Graves is also the honorary chair for the American Institute of Architecture Students’ Freedom by Design community service initiative. The goal of this initiative is to improve the life safety, dignity, and comfort of low-income individuals with physical disabilities—an intensely personal priority for Graves since 2003, when he became paralyzed from the waist down as a result of an infection.

Portfolio and honors
Since establishing his architecture firm more than 40 years ago, Graves has expanded his practice into a full range of design disciplines contained within two separate firms. The Michael Graves Design Group specializes in product and graphic design, and has designed 1,800 consumer products (housewares, furniture, utensils) to retailers like Target, Dansk, Disney, and Alessi. Michael Graves and Associates specializes in interior design, planning, and architecture.

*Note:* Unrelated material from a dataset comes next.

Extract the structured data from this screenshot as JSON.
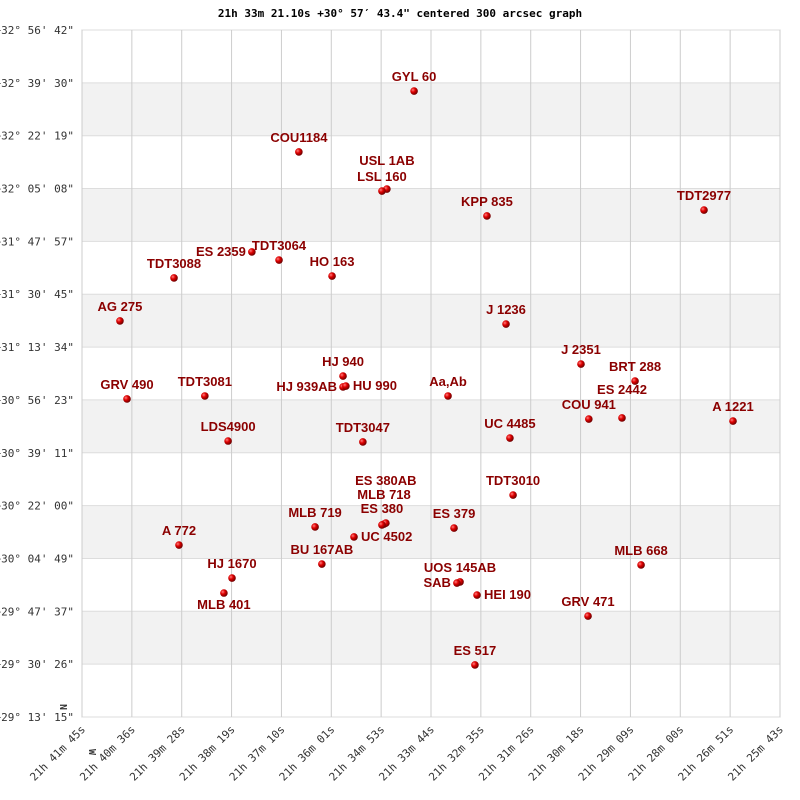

Graves began garnering serious attention in the architectural community with his 1978 design for the unbuilt Fargo-Moorhead Cultural Center Bridge, which joined North Dakota and Minnesota with a bridge over the Red River that contains an art museum and is bookended by an interpretive center for the region’s cultural heritage on one side and a concert hall and public radio and television station on the other. Other major projects Graves has designed are the Humana Building in Louisville, the Portland Municipal Services Building in Oregon, the Federal Reserve Bank of Dallas—Houston Branch, the Indianapolis Art Center, an addition to the Minneapolis Institute of Arts, and the Engineering Research Center at the University of Cincinnati.

Graves was the 2001 recipient of the AIA Gold Medal, and has won 12 national AIA Honor awards. Over 65 AIA New Jersey awards have been collected by Graves’ firm. The New Jersey state component also established the Michael Graves Lifetime Achievement Award in his honor.